28 Mart 2010 Pazar

Livaneli yine döndü

Zülfü Livaneli 5 yıl önce ayrıldığı CHP ile ilişkilerini tazeledi. Deniz Baykal’ı ziyaret eden Livaneli, “Baykal’a saygı eksilmedi, elimden geldiği kadar CHP’ye destek olacağım. Türkiye’nin gerçekten şu anda CHP’ye ihtiyacı var” diye konuştu. Livaneli son olarak AKP’nin Kürt açılımına verdiği destekle gündeme gelmişti. Açılıma destek vermeyenleri suçlayan Livaneli’nin AKP ile arası hükümetin UNESCO direktörlüğü için kendisini desteklememesi üzerine bozulmuştu.

24 Mart Çarşamba günü CHP Genel Merkezi’nde ziyaret ederek baş başa görüştüğü Baykal’ı son filmi “Veda”ya davet eden Livaneli, “Yanlış anlaşılmasın. Baykal’ı 1980’lerden beri tanırım, dostluğumuz, birlikte çalışmalarımız oldu. Bazı dönemlerde fikir ayrılıkları oldu ama hiçbir zaman ona saygım eksilmedi. Ziyaretten büyük mutluluk duydum, sahiden de özlemişim kendisini” dedi.

Livaneli Kürt açılımı gündeme geldiğinde kaleme aldığı yazılarla AKP’nin açılımına destek vermiş, açılıma sırt çeviren CHP’yi sert bir dille eleştirmişti. Kısa bir süre sonra Livaneli’nin UNESCO direktörlüğüne aday olmak istediği ancak AKP’den beklediği desteği göremediği basına yansıdı. Livaneli AKP’lilerle girdiği UNESCO polemiğinin ardından açılım tartışmasını sivri çıkışlar yapmadan köşesinden takip ediyordu.

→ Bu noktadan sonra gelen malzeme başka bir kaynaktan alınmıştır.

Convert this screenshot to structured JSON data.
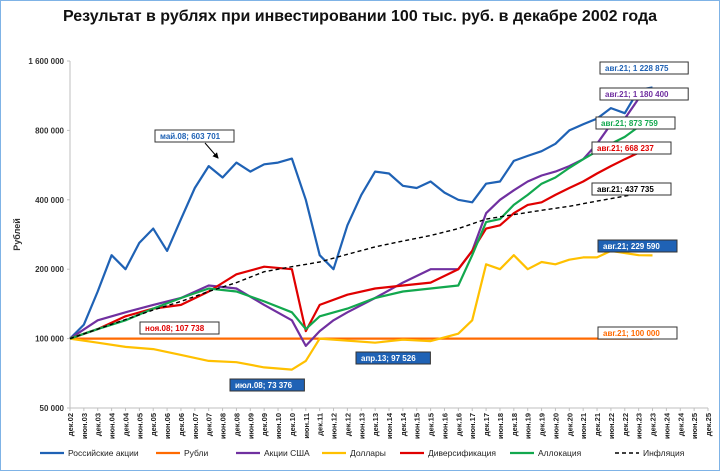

Açılımı desteklemeyenleri milliyetçilikle suçladı
Livaneli 14 Ağustos 2009 tarihinde Vatan gazetesinde yazdığı AKP’nin Kürt açılımına destek yazısıyla tartışma yarattı. Livaneli yazısında şöyle dedi:

”Yabancı: Peki insan hakları, kültürel haklar, Avrupa Birliği gibi konularda sağcı partiler ne düşünüyor?

Siz: Sağcı parti Kürt sorununa evrensel insan hakları düzleminde bir çözüm geliştirmeye çalışıyor. Kan dursun diyor.

Yabancı: Ya solcu parti?

Siz: O daha milliyetçi bir söylemi benimsiyor ve bu açılımın Türkiye’yi böleceğinden korkuyor.

Yabancı: Peki milliyetçi parti?

Siz: O da aynı şeyi söylüyor.

Yabancı: Avrupa Birliği konusunda durum ne?

Siz: Orada da durum üç aşağı beş yukarı aynı. Sağcı ve din ağırlıklı parti AB üyeliğini savunuyor, sol ve milliyetçi partiler buna kuşkuyla bakıyor.

Yabancı: Ya azınlıklar meselesi.

Siz: Sağcı Başbakan “Azınlıkları Türkiye’den kovmanın faşizm olduğunu” söylüyor. Ruhban okulunun ve Ermenistan sınır kapısının açılmasını istiyor. Sol ve milliyetçi partiler bu girişimleri ağır bir dille mahkûm ediyor.

(…)

Gerçek solun bu ülkede yıllardır savunduğu, uğruna bedel ödediği kavramları bugünün iktidarı dile getirdiğinde onlara karşı mı çıkılır, yoksa o kavramları dile getiren tutum desteklenir mi?”

UNESCO direktörlüğüne aday gösterilmedi
Livaneli’nin UNESCO direktörlüğü için kendisine destek vermeyen AKP’lileri 27 Eylül 2009 tarihinde Vatan gazetesindeki köşesinde şöyle yermişti:

“Aslında UNESCO meselesini yazmak ve uzatmak niyetinde değildim. Sadece küçük bir açıklamayla işi geçiştirmek istemiştim ama olmadı.

Dışişleri Bakanlığı’nın, 'Livaneli adaylık başvurusunda bulunmadı' açıklaması, beni bu konuda bir cevap vermeye mecbur bıraktı.

Çünkü herkesin bildiği gibi hükümetlerarası kuruluşlara şahsen aday olunmaz.

Ancak hükümetler aday gösterebilir.

Türk hükümeti beni aday göstermeyi kabul edip sonra aradan çekilseydi bile seçilmemiz kesindi. Çünkü dünyadan büyük bir destek vardı.

Ama dünya, Türk hükümetinin kendi yurttaşını aday yapmama inadını kıramadı.”